Comme d’autres, la FSU demande une réforme de l’ensemble du financement de l’assurance maladie et de la protection sociale. L’émergence des questions liées au handicap, au grand âge et à la dépendance montre l’urgence de traiter cette question, en lien avec un nécessaire rééquilibrage en faveur des salaires et de la protection sociale, de la répartition des richesses produites.

Où en est-on ?

Les exemples du Gard et du Territoire de Belfort, départements pour lesquels l’administration avant avancé au Lundi de Pâques, l’application du « jour de solidarité » ont montré de surcroît que cette mesure conduisait à une grande confusion. Ce qui a caractérisé la pagaille de cette journée, c’est l’énorme gaspillage.
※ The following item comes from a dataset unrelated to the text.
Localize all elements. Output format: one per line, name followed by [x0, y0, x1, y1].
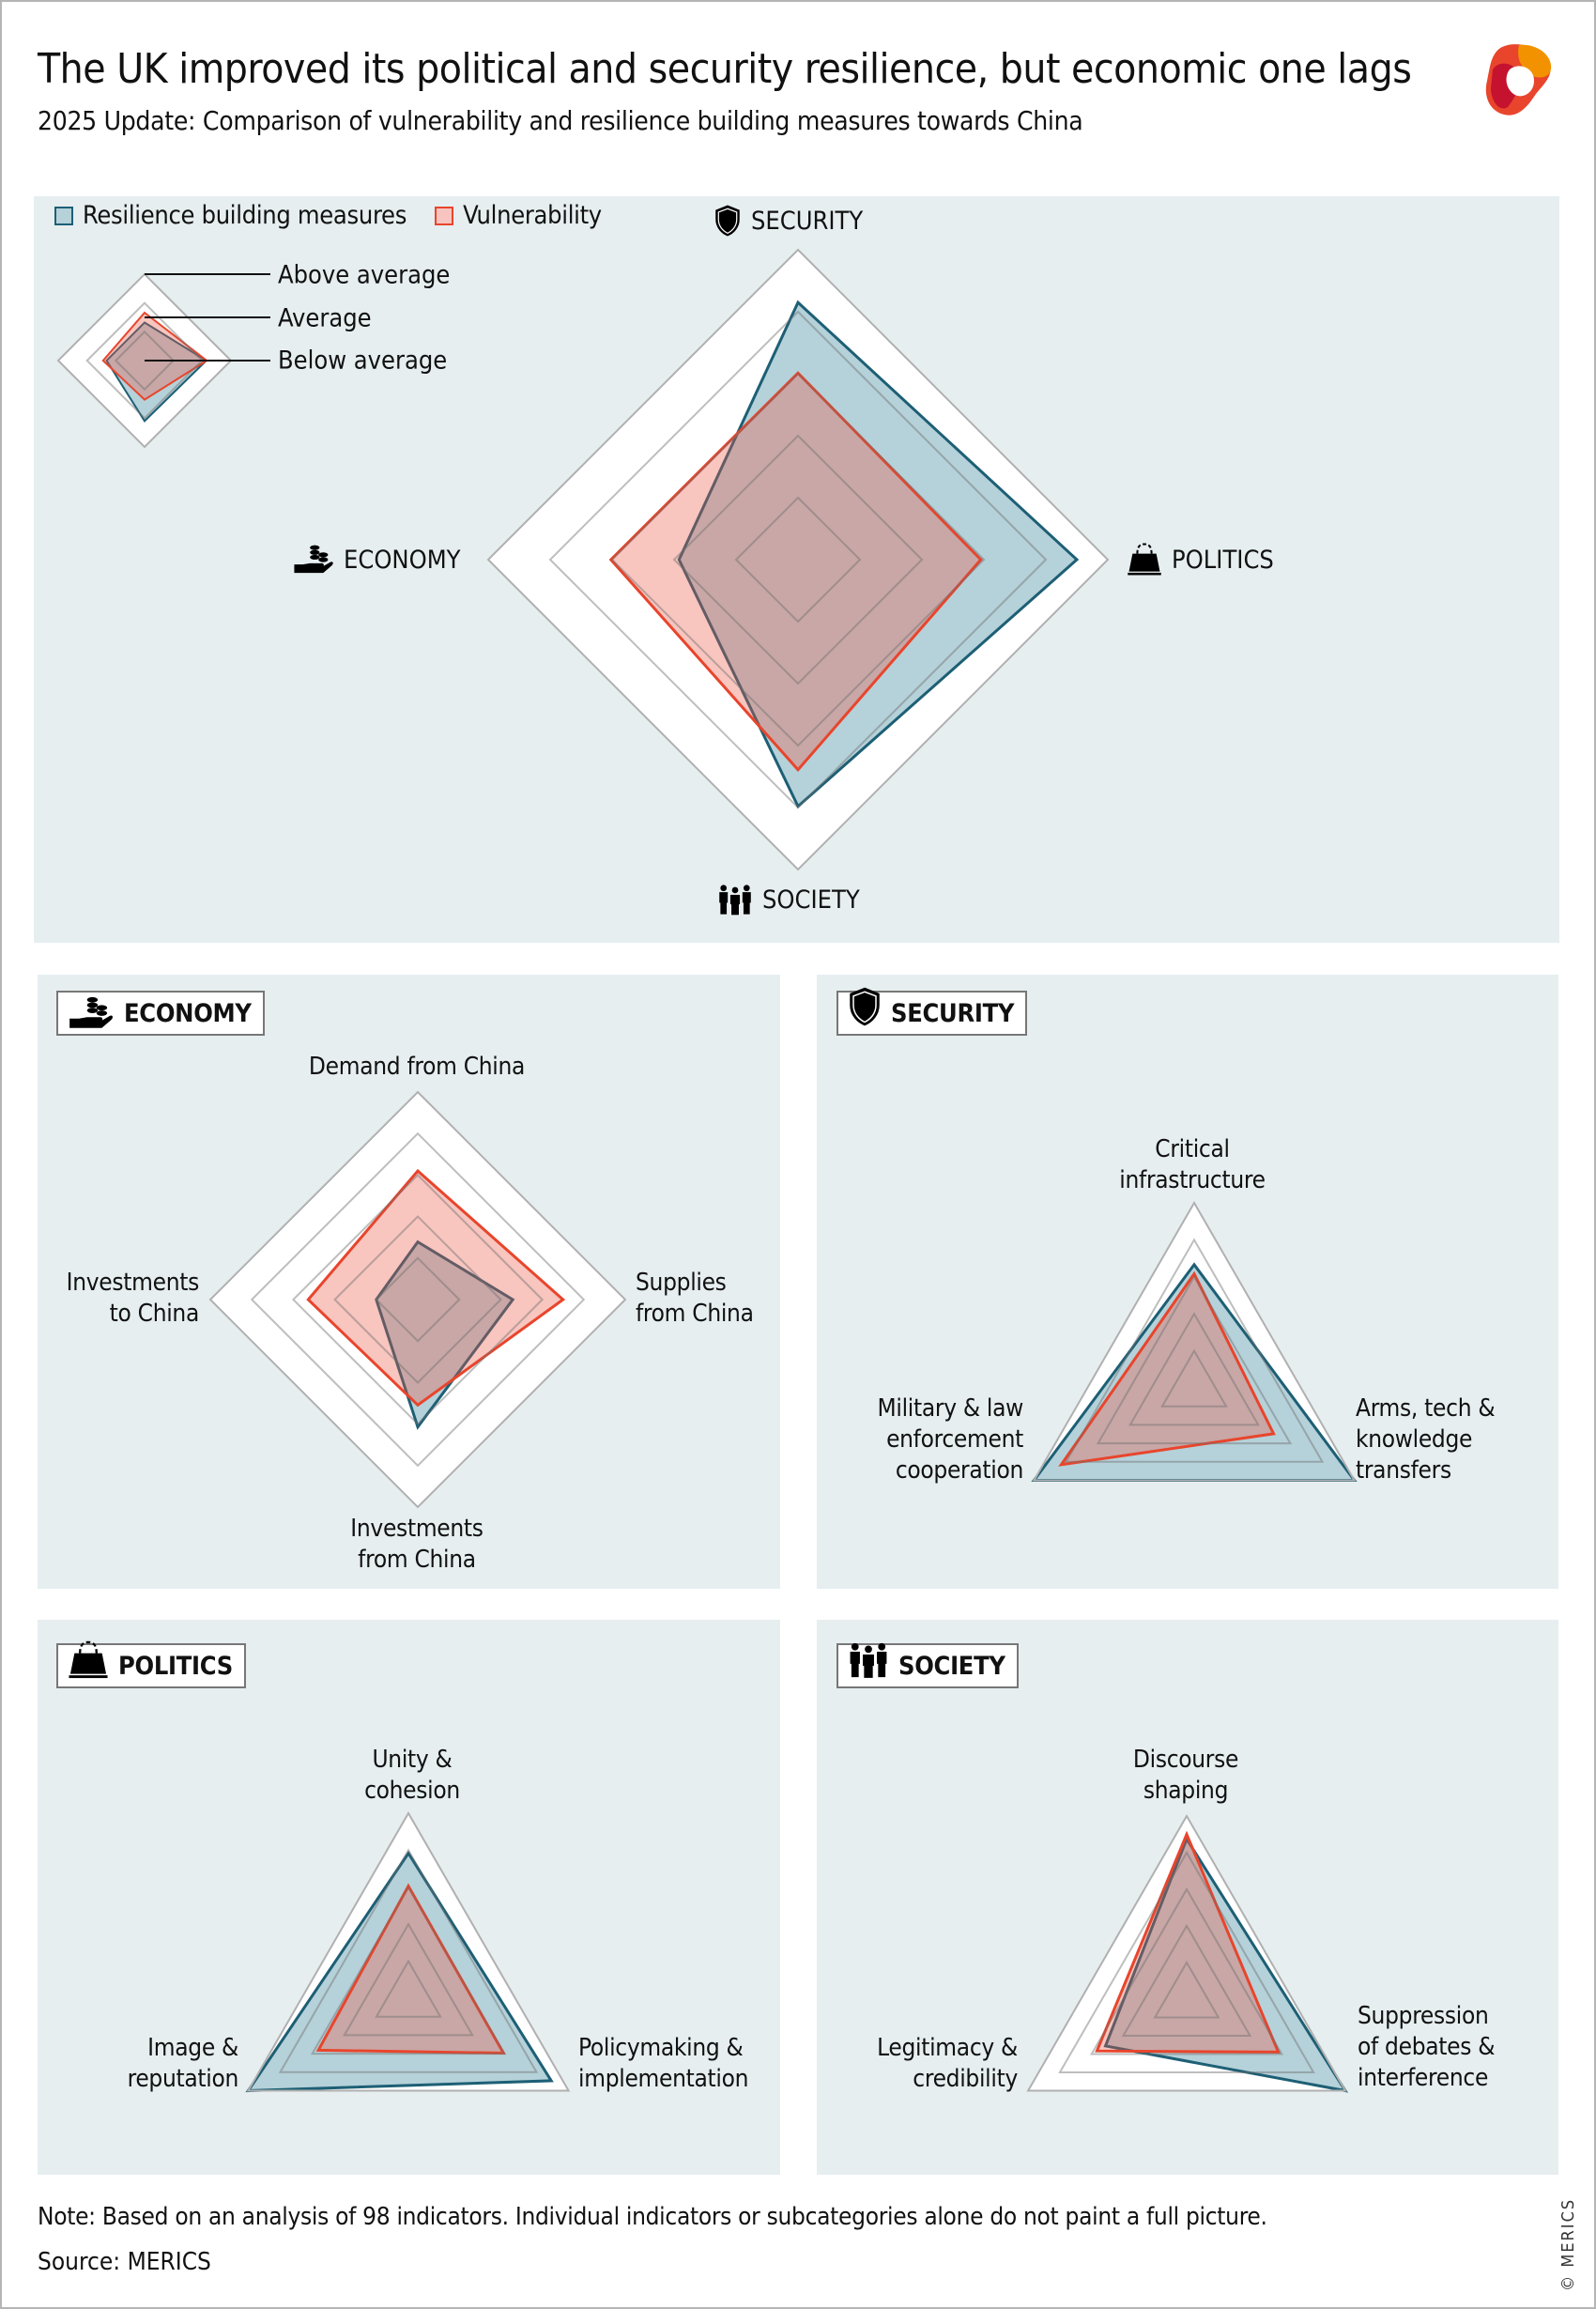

Certains ont même parlé de « gâchis » (restauration, transports) : jusqu’au fonctionnement de l’école qui a connu un taux d’absentéisme record.

Un sondage publié le 22 avril montre que 66% des français et 75% des salariés demandent au gouvernement de renoncer à cette mesure, confirmant ainsi le succès rencontré par notre pétition. D’ores et déjà de nombreuses organisations syndicales ont décidé de faire de cette journée une journée d’action, c’est le cas de la FSU qui a d’ores et déjà déposé un préavis de grève. Mais le gouvernement réaffirme sa volonté de ne pas céder.

En fait il apparaît que dans de nombreuses entreprises voire dans les services de multiples collectivités territoriales le lundi de Pentecôte continuera à être férié, soit parce que les employeurs acceptent de payer la cotisation supplémentaire sans contrepartie de leurs salariés soit qu’ils jouent sur les jours de RTT. C’est le cas de nombreux services territoriaux, de TF1, de la SNCF…. Et la FCPE a appelé les parents à ne pas envoyer leurs enfants en classe ce jour là. En revanche un certain nombre de services publics dont l’école seront censés être ouverts partout avec le risque de fonctionner « à vide » : alors que ces services ne sont pas directement producteurs de richesses cette situation risque de générer des gaspillages supplémentaires.

C’est pourquoi nous pensons que c’est l’abandon pur et simple de cette mesure qui permettra de reposer la question du financement de la dépendance d’une manière plus équitable et durable.